Fouzi Lekjaa a affiché depuis Dakhla l’ambition du Parti authenticité et modernité de «changer le cours de l’action gouvernementale actuelle». L’amélioration du pouvoir d’achat et la lutte contre les conflits d’intérêts figurent au premier rang des priorités défendues par le membre du bureau politique du PAM, avec pour objectif un développement qui profite à toutes les régions du Maroc.
Le ministre délégué chargé du Budget s’exprimait ce samedi 5 septembre lors d’un grand rassemblement organisé par le PAM à Dakhla auquel pas moins de 17.000 personnes ont répondu présent, nouvelle étape de la tournée du parti après Fès, Séfrou et Berkane. «La jeunesse doit être un moteur de valeur ajoutée», a-t-il insisté.
Fouzi Lekjaa à Dakhla.
Lors de son discours, Fouzi Lekjaa n’a pas manqué de tacler le Rassemblement national des indépendants (RNI) et sa proposition de porter le SMIG à 5.000 dirhams. «De Dakhla, nous disons que nous sommes d’accord», a-t-il lancé, avant de rappeler que le ministre du Travail est aujourd’hui issu du PAM et peut faire passer cette proposition dès jeudi. Une manière de mettre le parti de la Colombe au pied du mur, avant d’ajouter que «les Marocains savent désormais faire la différence entre les promesses sincères et les promesses électorales».
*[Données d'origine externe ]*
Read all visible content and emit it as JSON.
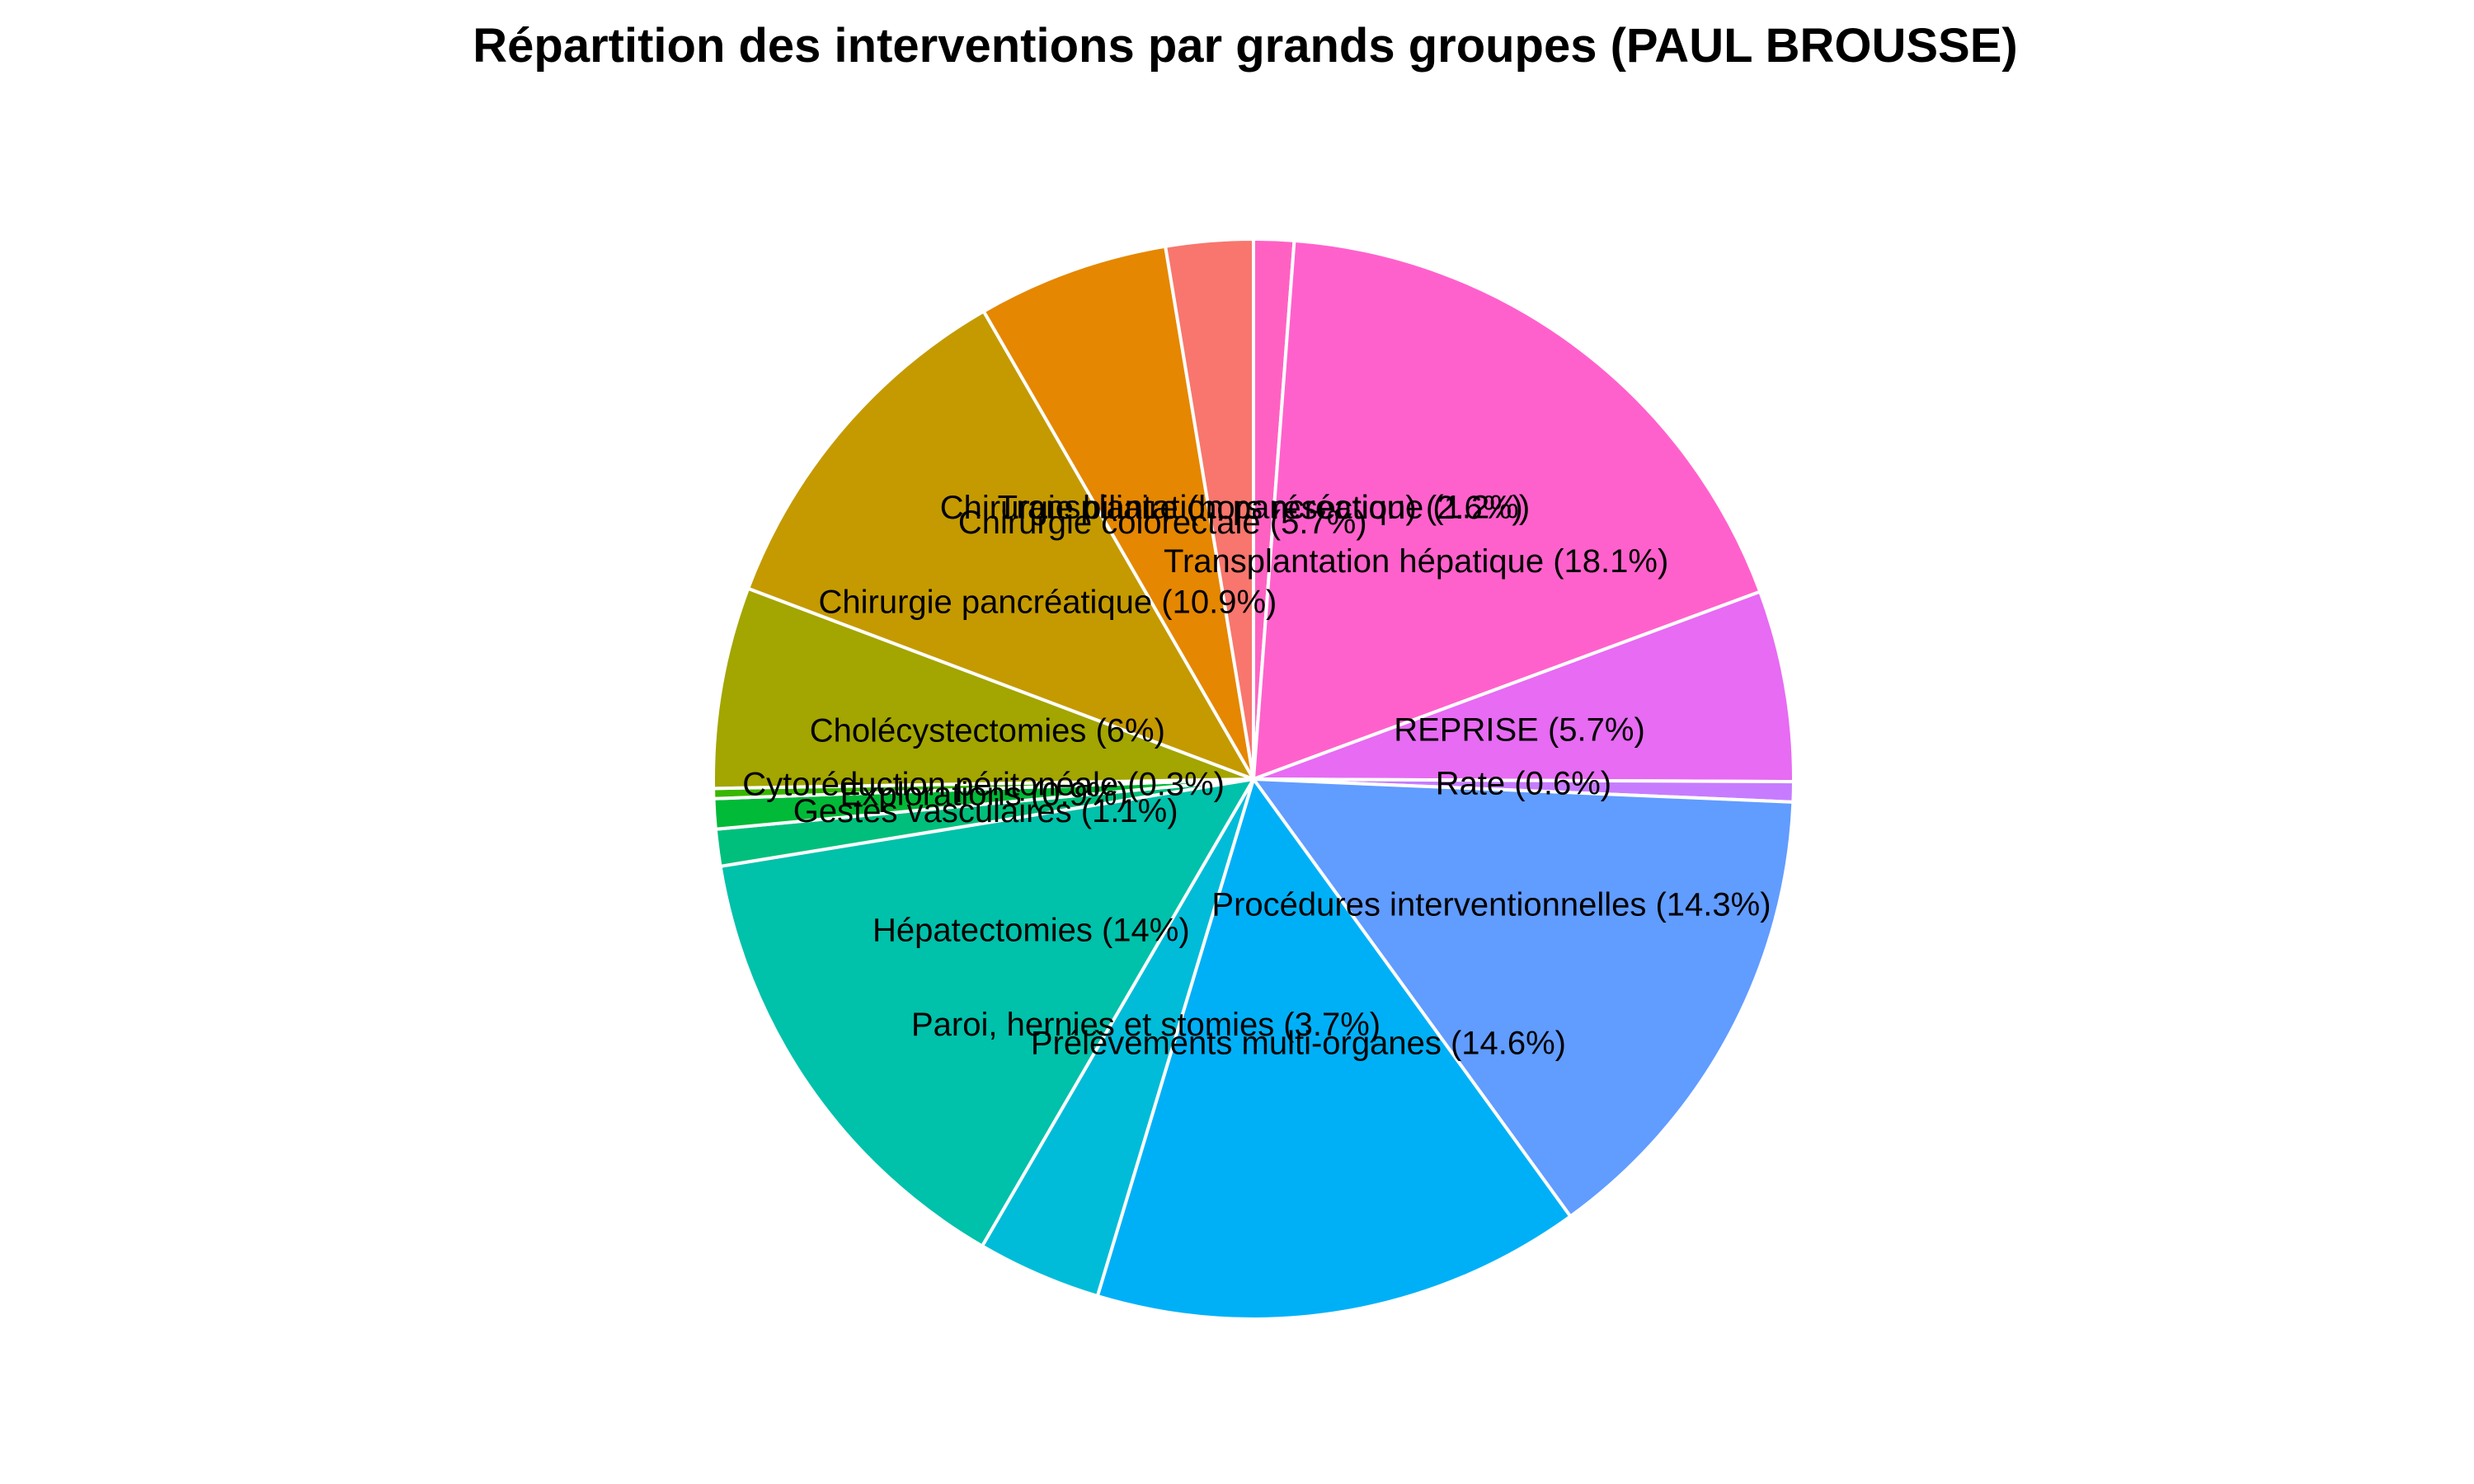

Fouzi Lekjaa a, par ailleurs, présenté Dakhla comme un axe de développement du Maroc émergent que le «Tracteur» veut bâtir. Sur le volet du financement, il a rappelé que le programme du parti mobilise 350 milliards de dirhams. L’orientation budgétaire du premier pacte représente à elle seule un investissement massif de 150 milliards de dirhams sur le quinquennat, ce qui en fait le chantier financier le plus lourd de la feuille de route.
L’objectif poursuivi est de stabiliser durablement le pouvoir d’achat en agissant simultanément sur la hausse des revenus et la maîtrise de la dépense courante des foyers. Pour Fouzi Lekjaa, le PAM veut bâtir le futur du Maroc tel que voulu par le Roi, celui d’un Maroc émergent par toutes ses composantes.